The total number of mortgage approvals in 2020 rose to the highest level seen since 2007, according to the latest Money and Credit statistics from the Bank of England.

Related topics:  Mortgages
Rozi Jones
1st February 2021
Bank of England BoE
"When you consider that the housing market was effectively closed for two months in 2020, it is quite amazing to see that we ended the year with more approvals than overall in 2019."

The data shows that the recent strength in approvals has more than offset the significant weakness earlier in the year. House purchase approvals – having troughed at a record low of 9,400 in May – totaled 818,500 in 2020, the largest number in one year since 2007.

In December, the number of approvals was 103,400. This was slightly lower than in November (105,300) but well above the February level (73,400).

Approvals for remortgaging with a different lender fell slightly in December to 33,800, and remain around 35% lower than in February (52,400). Remortgage approvals in 2020 (451,400) were lower than in 2019 (587,600).

Net borrowing continued to be significantly higher than the average of £3.9 billion seen in the six months to February 2020. Strength since September in net mortgage borrowing has, however, only partially offset weakness earlier in the year: total borrowing in 2020 (£43.3 billion) was below 2019 (£48.1 billion).

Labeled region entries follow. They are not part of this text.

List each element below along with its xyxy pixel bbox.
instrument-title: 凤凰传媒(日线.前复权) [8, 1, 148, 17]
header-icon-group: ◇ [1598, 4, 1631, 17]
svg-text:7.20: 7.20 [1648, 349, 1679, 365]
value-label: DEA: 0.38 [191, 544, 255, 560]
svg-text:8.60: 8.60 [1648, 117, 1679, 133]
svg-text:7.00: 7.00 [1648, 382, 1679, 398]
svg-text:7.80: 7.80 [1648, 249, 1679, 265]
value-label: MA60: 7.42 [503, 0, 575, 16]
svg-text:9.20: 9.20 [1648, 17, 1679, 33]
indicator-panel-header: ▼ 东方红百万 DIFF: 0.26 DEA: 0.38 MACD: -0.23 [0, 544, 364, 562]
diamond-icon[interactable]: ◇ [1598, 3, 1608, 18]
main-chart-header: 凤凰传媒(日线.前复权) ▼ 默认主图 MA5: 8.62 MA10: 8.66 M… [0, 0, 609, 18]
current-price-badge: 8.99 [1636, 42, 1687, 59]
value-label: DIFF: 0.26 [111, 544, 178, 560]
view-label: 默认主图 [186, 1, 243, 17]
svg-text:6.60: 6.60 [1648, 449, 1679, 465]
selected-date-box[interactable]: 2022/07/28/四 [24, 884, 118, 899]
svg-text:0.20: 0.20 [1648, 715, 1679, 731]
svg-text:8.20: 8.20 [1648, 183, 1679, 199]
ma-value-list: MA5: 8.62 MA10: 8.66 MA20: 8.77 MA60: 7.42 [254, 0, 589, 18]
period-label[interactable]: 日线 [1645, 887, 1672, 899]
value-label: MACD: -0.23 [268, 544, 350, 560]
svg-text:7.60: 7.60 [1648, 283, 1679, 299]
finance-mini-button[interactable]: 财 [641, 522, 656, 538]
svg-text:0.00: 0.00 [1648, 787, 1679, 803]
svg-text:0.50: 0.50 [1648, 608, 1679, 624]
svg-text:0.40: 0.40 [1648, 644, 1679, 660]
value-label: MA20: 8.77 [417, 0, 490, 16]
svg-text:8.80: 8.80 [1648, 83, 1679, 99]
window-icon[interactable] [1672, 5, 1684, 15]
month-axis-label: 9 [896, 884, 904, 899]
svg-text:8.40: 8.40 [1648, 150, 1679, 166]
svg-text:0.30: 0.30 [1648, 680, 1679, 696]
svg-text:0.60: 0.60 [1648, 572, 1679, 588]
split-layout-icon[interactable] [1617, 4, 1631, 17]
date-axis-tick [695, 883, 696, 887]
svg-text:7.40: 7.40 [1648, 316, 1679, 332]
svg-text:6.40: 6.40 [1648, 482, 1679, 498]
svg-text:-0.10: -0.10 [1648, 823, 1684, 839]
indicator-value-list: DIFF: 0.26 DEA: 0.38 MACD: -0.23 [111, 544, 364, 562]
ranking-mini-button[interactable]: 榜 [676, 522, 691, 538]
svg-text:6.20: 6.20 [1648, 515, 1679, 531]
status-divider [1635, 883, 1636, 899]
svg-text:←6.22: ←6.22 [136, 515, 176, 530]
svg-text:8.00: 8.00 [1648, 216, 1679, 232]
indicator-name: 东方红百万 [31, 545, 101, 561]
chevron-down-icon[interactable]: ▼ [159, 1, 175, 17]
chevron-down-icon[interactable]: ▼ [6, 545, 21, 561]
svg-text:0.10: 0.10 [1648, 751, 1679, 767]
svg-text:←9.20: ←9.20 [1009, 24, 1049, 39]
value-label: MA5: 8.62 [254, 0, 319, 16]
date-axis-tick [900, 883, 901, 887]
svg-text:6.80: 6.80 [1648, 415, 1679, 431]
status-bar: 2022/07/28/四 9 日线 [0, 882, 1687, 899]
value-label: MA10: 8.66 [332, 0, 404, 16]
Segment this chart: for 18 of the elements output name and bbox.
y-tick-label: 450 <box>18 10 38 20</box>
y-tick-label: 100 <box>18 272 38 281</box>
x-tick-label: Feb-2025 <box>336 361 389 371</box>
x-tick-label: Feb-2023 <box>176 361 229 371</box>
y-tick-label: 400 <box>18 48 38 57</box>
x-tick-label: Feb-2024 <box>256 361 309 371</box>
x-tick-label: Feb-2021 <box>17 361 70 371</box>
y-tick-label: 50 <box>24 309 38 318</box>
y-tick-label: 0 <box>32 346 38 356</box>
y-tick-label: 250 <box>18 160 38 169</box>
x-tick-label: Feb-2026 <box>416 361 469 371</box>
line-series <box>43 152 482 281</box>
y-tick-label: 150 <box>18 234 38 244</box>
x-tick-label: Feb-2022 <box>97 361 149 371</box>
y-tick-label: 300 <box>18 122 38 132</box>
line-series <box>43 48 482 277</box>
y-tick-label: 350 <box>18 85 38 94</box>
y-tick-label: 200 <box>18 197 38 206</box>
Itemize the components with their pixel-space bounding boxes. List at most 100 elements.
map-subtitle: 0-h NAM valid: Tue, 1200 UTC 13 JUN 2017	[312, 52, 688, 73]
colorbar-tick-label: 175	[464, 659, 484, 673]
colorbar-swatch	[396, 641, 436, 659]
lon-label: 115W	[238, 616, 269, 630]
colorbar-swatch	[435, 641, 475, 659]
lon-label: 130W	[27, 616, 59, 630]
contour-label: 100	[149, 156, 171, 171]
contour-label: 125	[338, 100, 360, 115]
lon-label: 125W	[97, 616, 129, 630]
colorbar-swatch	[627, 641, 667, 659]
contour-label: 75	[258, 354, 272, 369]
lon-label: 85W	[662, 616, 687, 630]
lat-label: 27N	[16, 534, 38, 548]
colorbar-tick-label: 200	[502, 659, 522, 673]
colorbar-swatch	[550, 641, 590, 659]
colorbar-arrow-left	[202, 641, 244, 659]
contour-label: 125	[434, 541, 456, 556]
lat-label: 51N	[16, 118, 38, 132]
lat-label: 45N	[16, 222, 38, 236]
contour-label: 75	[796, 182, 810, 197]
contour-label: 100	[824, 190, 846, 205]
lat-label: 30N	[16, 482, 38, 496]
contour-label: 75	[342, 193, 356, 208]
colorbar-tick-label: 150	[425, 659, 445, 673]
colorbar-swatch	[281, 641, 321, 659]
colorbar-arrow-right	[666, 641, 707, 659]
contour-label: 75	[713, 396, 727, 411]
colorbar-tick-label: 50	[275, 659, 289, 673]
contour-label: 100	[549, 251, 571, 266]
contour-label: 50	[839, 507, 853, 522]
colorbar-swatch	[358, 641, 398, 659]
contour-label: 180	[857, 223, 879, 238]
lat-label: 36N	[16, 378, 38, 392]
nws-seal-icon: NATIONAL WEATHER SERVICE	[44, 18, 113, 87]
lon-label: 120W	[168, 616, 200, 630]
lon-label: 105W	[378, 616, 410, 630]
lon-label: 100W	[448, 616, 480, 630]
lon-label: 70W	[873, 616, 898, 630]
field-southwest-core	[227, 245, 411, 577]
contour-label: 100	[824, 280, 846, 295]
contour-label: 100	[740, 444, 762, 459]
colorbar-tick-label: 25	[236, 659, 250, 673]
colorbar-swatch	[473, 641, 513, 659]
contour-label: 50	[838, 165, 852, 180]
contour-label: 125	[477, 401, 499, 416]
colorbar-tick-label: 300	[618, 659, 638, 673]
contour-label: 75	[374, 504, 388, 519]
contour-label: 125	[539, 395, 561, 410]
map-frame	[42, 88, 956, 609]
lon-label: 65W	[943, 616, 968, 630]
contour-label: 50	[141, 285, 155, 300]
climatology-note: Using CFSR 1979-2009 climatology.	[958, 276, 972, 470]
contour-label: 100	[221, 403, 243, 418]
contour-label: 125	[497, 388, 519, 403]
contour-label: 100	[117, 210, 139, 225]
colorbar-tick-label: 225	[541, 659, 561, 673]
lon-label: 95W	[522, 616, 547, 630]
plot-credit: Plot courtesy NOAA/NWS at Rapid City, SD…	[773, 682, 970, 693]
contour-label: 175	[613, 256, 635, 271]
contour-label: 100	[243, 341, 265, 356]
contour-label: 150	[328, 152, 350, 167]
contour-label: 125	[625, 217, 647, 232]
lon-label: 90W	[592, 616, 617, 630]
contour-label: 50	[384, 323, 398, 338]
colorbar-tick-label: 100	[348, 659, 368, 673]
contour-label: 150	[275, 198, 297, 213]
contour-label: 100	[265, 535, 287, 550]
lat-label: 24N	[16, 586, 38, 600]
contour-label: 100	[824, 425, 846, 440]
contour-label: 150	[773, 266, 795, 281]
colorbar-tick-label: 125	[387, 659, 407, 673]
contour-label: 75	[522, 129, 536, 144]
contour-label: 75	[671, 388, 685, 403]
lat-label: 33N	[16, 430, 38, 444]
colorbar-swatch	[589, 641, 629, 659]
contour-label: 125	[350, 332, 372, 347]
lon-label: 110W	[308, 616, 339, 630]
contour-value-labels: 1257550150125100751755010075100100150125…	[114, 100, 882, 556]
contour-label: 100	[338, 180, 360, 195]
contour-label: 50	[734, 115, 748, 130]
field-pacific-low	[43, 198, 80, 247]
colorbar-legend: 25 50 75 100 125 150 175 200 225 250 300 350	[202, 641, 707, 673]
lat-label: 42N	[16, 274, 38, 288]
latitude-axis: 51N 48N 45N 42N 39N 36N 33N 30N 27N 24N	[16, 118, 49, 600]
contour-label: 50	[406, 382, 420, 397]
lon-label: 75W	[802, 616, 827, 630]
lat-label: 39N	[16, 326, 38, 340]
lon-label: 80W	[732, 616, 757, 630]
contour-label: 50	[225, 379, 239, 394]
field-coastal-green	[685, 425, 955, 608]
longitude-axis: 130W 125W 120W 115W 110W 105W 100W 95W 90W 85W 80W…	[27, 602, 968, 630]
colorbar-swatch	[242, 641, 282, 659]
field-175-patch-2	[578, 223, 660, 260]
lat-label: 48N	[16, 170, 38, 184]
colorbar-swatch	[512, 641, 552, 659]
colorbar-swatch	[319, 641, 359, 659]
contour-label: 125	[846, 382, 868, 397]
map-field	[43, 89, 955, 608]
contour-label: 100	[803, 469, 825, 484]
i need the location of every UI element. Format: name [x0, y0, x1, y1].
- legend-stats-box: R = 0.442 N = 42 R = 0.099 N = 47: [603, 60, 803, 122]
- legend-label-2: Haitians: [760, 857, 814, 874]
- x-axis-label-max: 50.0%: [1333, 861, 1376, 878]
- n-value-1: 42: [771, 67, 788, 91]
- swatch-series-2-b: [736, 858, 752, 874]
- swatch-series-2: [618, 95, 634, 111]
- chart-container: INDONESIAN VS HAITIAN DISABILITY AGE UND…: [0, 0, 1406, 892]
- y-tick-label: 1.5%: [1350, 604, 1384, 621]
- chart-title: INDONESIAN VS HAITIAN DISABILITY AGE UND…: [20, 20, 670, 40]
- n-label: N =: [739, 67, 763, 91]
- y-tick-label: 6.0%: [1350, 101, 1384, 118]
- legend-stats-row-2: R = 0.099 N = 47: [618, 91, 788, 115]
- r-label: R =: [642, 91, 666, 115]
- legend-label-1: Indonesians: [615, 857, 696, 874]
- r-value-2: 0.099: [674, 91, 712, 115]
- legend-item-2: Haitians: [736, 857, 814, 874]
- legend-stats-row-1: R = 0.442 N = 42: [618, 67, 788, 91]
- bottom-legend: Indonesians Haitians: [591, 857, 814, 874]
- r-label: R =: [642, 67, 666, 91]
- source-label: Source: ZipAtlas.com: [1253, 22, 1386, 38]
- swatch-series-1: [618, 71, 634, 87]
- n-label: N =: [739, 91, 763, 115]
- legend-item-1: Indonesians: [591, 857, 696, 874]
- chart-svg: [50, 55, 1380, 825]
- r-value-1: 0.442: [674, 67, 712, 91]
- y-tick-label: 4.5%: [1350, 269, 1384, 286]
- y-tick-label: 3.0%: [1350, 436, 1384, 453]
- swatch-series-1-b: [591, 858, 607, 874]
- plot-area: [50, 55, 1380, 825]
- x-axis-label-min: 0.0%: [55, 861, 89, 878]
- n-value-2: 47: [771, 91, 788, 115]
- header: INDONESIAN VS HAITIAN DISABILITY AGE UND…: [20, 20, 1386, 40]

Richard Pike, sales and marketing director at Phoebus Software, commented: “When you consider that the housing market was effectively closed for two months in 2020, it is quite amazing to see that we ended the year with more approvals than overall in 2019. To say it has been a roller-coaster is something of an understatement, given the effect the pandemic has had across the world. However, the overall effect on the housing market, despite the buoyant figures, is one that some will be feeling is not necessarily for the better.

“The increased demand has pushed prices up and first-time-buyers are again feeling the brunt. With the average deposit needed now over £10,000 more than it was a year ago, according to research by Halifax, getting onto the property ladder is becoming harder again. The need for higher LTV lending is obvious although, for lenders, the ongoing economic impact and the risk of rising unemployment is a concern for long term affordability.”

David Ross, managing director of Hometrack, added: “The market did experience its typical seasonal slowdown but we are still seeing strong growth in mortgage applications as buyers rush to beat the stamp duty deadline. While demand is strong average interest rates are ticking up, reflecting sustained demand for higher loan to value mortgages.

"These continued improvements, while welcome, are incremental and cautious. It remains to be seen whether these will be enough to weather the impact of covid on the economy in the months to come.”